Some notable new CRS reports obtained by Secrecy News that are not otherwise available online include the following (all pdf).

“Intelligence Estimates: How Useful to Congress?”, November 21, 2006.

“Iraqi Civilian Deaths Estimates,” November 22, 2006.

“Televising Supreme Court and Other Federal Court Proceedings: Legislation and Issues,” updated November 8, 2006.

“Anti-Terrorism Authority Under the Laws of the United Kingdom and the United States,” September 7, 2006.

Tackling Sensitive But Unclassified Information

The proliferation of new restrictions on the disclosure of information that is designated “sensitive but unclassified” (SBU) has been the subject of much churning within the national security policy apparatus this year.

Last December, President Bush ordered the development of recommendations to standardize procedures for marking information as SBU. By some counts, there are more than one hundred different SBU-type categories used in executive branch agencies.

“The growing and non-standardized inventory of SBU designations and markings is a serious impediment to information sharing among agencies, between levels of government, and, as appropriate, with the private sector,” according to a recent report to Congress.

The recommendations to reduce and standardize this hypertrophied tangle of restrictions were due last July. But the initial submission was deemed unsatisfactory and an interagency working group was sent back to the drawing board with a new deadline of January 2007.

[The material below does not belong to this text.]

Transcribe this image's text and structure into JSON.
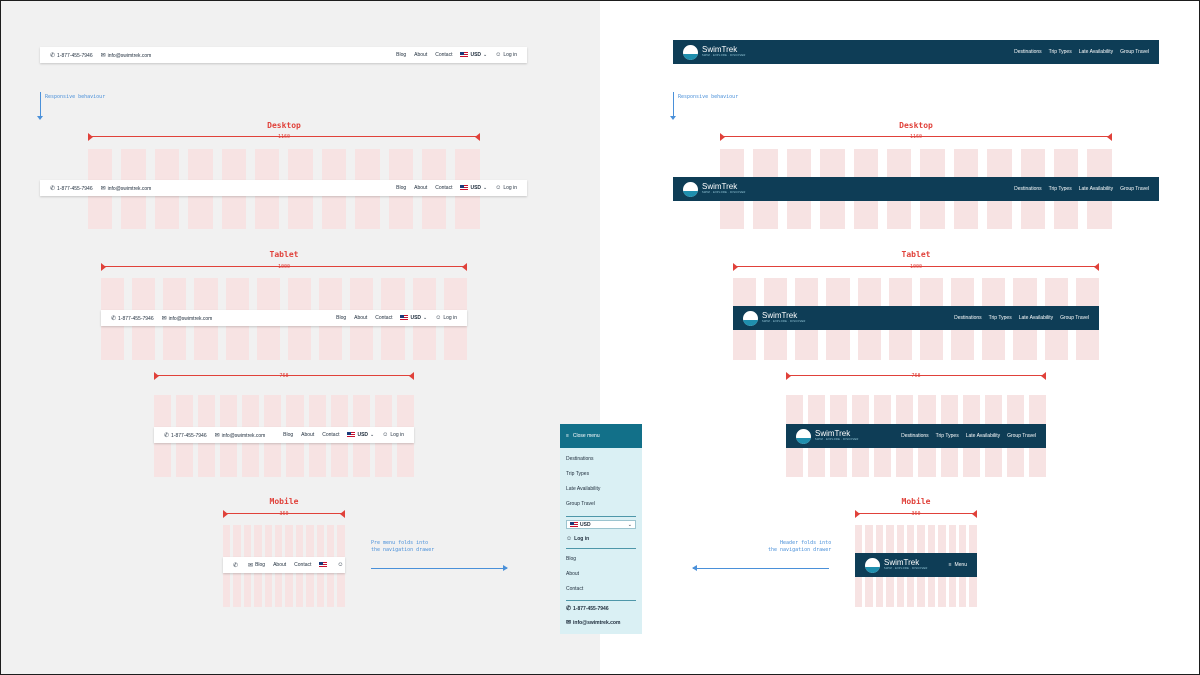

The latest official word on the subject is contained in Chapter 10 of the “Information Sharing Environment Implementation Plan” (pdf), published by the Office of the Director of National Intelligence, November 2006.

Extensive background on the challenges posed by SBU and the options for dealing with it can be found in a newly updated report on the subject from the Congressional Research Service. See “Sensitive But Unclassified Information and Other Controls: Policy and Options for Scientific and Technical Information” (pdf), updated November 14, 2006.

A focused look at the handling and mishandling of SBU information within the Department of Justice was provided by the Government Accountability Office in a new report last week. See “Managing Sensitive Information: DOJ Needs a More Complete Staffing Strategy for Managing Classified Information and a Set of Internal Controls for Other Sensitive Information” (pdf), [GAO-07-83], October 2006.